APY.Finance uses smart contracts to help uses generate as much interest as possible from liquidity provided to various other DeFi platforms using DAI, USDC, and USDT. Users are also rewarded with the platform’s APY governance token for adding liquidity.

In a blog post, the project reveals the first month will see liquidity miners earn 900,000 APY tokens, with “incentivization details” varying month-to-month. In total, 31.2 million APY tokens will be mined, and these represent 31.2% of its total supply.

As Cointelegraph reports, the APY token distribution model has raised concerns in the cryptocurrency community, with some arguing regular users will not be able to compete with whales and venture capitalists on the project, which raised $3.6 million in a private sale with investments from Arrington XRP Capital, Alameda research, and others.

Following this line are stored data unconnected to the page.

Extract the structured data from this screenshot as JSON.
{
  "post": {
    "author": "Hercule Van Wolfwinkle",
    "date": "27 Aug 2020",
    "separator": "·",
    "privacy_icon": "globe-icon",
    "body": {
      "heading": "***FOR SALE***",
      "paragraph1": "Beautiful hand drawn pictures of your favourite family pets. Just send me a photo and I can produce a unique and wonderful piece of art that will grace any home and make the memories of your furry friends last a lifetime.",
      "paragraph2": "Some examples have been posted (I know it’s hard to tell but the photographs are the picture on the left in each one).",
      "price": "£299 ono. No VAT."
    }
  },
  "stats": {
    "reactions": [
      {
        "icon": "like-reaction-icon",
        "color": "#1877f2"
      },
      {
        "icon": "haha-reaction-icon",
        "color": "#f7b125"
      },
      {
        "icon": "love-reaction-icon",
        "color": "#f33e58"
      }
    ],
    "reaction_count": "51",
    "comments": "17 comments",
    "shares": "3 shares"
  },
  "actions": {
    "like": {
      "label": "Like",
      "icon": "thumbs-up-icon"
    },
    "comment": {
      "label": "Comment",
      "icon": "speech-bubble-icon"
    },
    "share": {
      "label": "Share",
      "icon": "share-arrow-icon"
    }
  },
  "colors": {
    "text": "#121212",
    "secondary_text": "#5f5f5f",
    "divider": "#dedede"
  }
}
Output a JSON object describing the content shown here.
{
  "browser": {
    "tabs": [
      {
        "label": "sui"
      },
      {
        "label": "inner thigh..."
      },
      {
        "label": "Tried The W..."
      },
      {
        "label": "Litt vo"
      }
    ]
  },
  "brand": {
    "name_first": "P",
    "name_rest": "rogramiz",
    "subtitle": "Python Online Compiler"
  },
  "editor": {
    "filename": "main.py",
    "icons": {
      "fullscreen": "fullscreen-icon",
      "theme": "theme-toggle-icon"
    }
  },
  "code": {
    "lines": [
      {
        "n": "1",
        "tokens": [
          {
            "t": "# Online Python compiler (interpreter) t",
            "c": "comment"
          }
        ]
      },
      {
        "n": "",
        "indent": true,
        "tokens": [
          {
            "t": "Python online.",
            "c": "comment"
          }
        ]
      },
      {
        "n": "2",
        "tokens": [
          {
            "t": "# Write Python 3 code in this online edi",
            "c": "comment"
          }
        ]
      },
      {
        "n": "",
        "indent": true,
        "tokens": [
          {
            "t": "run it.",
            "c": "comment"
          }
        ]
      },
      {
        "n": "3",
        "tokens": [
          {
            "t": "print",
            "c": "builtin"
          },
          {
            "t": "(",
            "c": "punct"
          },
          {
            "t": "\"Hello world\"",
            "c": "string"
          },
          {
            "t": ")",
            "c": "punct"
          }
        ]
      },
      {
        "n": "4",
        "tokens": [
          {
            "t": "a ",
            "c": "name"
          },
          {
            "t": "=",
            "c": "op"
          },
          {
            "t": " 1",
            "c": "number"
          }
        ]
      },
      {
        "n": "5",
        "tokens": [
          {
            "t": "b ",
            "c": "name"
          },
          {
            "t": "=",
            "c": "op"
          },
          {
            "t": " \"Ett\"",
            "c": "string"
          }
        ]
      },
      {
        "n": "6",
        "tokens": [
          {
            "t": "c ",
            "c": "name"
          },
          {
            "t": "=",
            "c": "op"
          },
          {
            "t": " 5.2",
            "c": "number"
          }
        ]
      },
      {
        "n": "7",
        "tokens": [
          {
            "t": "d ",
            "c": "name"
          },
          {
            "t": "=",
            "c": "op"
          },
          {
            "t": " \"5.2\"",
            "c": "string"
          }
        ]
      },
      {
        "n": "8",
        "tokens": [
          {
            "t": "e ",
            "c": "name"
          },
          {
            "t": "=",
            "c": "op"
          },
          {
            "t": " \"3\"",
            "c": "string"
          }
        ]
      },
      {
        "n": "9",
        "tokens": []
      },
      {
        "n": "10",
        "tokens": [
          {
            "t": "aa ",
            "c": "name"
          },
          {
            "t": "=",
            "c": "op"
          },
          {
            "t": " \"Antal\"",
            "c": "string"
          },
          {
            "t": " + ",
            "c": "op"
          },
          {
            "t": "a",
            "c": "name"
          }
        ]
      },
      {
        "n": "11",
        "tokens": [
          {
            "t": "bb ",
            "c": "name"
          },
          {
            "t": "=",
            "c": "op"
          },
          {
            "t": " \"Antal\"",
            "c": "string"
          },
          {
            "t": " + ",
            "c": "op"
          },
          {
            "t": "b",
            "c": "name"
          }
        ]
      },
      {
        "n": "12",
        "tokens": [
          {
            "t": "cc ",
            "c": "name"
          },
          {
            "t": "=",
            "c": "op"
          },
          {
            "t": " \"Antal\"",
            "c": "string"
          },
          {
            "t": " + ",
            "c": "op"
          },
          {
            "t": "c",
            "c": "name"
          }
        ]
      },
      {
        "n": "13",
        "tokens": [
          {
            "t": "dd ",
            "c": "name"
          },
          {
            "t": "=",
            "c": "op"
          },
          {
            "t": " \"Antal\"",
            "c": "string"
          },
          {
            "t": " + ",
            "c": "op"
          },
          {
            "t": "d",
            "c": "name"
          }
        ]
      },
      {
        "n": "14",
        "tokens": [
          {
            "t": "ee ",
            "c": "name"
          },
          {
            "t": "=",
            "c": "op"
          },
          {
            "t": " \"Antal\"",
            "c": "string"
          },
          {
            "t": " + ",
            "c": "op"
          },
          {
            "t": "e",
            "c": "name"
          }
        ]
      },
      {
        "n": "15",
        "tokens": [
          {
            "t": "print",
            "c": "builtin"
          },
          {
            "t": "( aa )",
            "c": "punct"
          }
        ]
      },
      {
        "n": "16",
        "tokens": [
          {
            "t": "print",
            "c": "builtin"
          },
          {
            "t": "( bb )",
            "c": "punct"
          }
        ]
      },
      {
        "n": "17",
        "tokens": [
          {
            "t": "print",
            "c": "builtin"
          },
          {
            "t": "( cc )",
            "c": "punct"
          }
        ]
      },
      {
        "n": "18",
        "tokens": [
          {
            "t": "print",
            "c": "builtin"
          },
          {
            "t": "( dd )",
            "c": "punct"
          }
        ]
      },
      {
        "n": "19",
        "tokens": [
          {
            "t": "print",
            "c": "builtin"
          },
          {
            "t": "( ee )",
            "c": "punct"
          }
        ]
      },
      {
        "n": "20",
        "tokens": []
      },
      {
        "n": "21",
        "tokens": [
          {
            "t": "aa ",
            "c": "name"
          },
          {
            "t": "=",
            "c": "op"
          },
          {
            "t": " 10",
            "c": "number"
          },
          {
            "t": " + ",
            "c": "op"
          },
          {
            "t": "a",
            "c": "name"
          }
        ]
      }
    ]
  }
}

While it isn’t clear how many tokens were sold at what prices on this private sale, the project’s token distribution model sees 20% of the tokens going to seed round investors at $0.09, and 16,5% going to strategic investors at $0.135 per token. A further 20% are reserved for the team and its advisors. These are vested for one year.

DeFi Pricing Out Other Ethereum Players

The DeFi yield farming trend has led to an increase in gas fees on the Ethereum network. Gas fees on ETH are measured in gwei, which equals 0.000000001 ether. The trend started after lending protocol Compound launched its COMP governance token, which was distributed to users who interacted with the protocol.

This led to a gold rush, as more projects launched their own governance tokens to attract liquidity miners. The gold rush saw transactions on the Ethereum blockchain surge, to the point the daily gas used reached an all-time high of 80.18 billion in early September.

OKEx Insights reports that spikes of average gas fees occurred when new DeFi tokens for liquidity mining were launched, with gas prices hitting a high of 709 gwei in mid-June during the launch of COMP. Gas prices also spiked when YAM, SUSHI, and UNI were launched.

This flurry of activity and high gas prices priced out other players on the Ethereum network UniLogin, a provider of Ethereum onboarding solutions, announced it was shut down last month over the high gas fees on ETH.

Speaking to OKEx its co-founder, Alex Van de Sande, said reasonable gas fees were crucial for the project to survive. He noted the cost of onboarding one user was now above $130 per user, the equivalent of setting up a new hardware wallet for each.

Nonfungible tokens, and decentralized autonomous organizations are among those getting priced out, as data shows DeFi protocols and decentralized exchange make up the majority of the daily transaction volume on Ethereum over the last 30 days.

While some protocols are looking at layer-two scaling solutions for Ethereum to help reduce gas fees for users Ilya Abugov, lead analyst at DappRadar, pointed out that DeFi project teams may shift from Ethereum to other blockchains. He told OKEx Insights:

Project teams compete to lower their gas fees in order to attract users and developers. Apart from Ethereum, other blockchains like IOST and NEO are launching their own DeFi initiatives.

Abugov added that while ETH layer-two scaling solutions present huge potential to lower gas fees, users and projects may migrate their liquidity if Ethereum 2.0 “cannot effectively solve the problem.”